On one side was an inscription, uniting our names. My eyes must have shown what was in my heart.
“Florrie,” he said ardently, grasping both my hands, falling to one knee before me, in the presence of Auntie, who instantly paused in her needlework.
“I am too happy to speak,” I told him. “You must speak for both of us.”
I expected a proposal of marriage, although I knew that while he was still a student, marriage was forbidden him. I would have been satisfied with a profession of undying love. But Oscar, in his theatrical manner, while Auntie gazed on, said something entirely unexpected.
“The worst of having a romance of any kind is that it leaves one so … unromantic.
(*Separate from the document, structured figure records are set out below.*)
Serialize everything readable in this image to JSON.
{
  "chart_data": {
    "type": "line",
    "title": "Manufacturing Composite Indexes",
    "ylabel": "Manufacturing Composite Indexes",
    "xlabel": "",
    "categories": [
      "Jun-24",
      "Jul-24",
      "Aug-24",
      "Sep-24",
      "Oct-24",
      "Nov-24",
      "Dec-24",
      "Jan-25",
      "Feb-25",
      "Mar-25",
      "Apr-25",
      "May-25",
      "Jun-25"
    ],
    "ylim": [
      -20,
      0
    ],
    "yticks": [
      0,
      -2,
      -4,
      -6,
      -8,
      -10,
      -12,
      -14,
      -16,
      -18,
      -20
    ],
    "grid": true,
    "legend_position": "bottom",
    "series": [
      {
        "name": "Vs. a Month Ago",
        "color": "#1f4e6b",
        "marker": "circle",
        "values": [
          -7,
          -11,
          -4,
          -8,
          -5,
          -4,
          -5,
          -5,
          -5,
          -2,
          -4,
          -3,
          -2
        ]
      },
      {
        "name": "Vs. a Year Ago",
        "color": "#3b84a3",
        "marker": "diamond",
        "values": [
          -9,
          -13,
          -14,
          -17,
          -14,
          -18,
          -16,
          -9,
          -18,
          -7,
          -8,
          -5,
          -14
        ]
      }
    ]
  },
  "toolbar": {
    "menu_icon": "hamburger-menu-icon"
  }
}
You have, of course, won my heart.”
And that was that.
Father and Mother, though, on hearing of this incident, took it seriously, although there had been no commitment elicited. They proceeded to check more deeply into Oscar’s fiscal and also personal affairs. Unsavory rumors were alluded to, but my parents refused to provide to me the details.
“Then they are only rumors,” I said stubbornly, “whatever their nature. I believe it is unchristian-like to lower oneself to pay credence to mere hearsay.”
Mother looked angry. “Now you’re beginning to speak as rudely as he.” Father merely raised an eyebrow. I took a deep breath. “I intend to marry Oscar Wilde!” “Nonsense!” Mother laughed.
“And has he proposed?” Father wanted to know. “Because he has not as yet spoken with me.”
“I know he will,” I assured them, although I did not feel completely certain of this. I felt in my heart that Oscar loved me—for he said he did, or so I thought—and what I felt with him erased that horrible feeling of disconnection which became stronger and stronger each day. But the actual words which lead to a vow went missing.
My persistence forced my parents’ hand.
“Then you will wish to know, Miss,” Mother said in her crispest voice, “that your intended has been seen in Dublin.”
“Well, of course. He was in Dublin just last mon
th, which you know as well as I do.”
“How impertinent you have become! What I know, which you are about to discover, is that Oscar Wilde was spotted dangling on his knee a woman known as Fidelia.”
“Scandalous lies!”
“And further, Mrs. Edith Kingsford of Brighton has offered to intercede on his behalf with the mother of her niece Eva in arranging a match.”
I’m certain that the look on my face betrayed my heart. Disassociated though I was, a feeling of being crushed overcame me. That after one year together, Oscar saw fit to toy with my affections seemed impossible, and yet …
Without apology or excuse, I raced from the room. I could not bear to hear more. I tried to deny to myself what my parents told me, and yet when I went over details, little incidents rose from memory. Despite his attentions toward me, I was not blind. Oscar flirted outrageously with every young woman in his sphere. And, since I was facing fact, I had also to acknowledge to myself that he paid equal attention to young men.
When next he visited over the holidays, I was cool to him. His inquiries as to my emotional state brought evasion on my part. “I shan’t argue with you,” I assured him.
“It is only the intellectually lost who ever argue,” he declared.
“Must you always speak as if these are lines from your writings?”
“But they are, Florrie. What can life provide but the raw materials for art.”
“I should think that life might be a bit more serious to you.”
“Life is too serious already. Too normal. Don’t you find it so?”
“And what’s wrong with normal? God. Family. Work. Those are what life is all about.”
He paused at that. “Fate has a way of intervening in what otherwise would be normal.”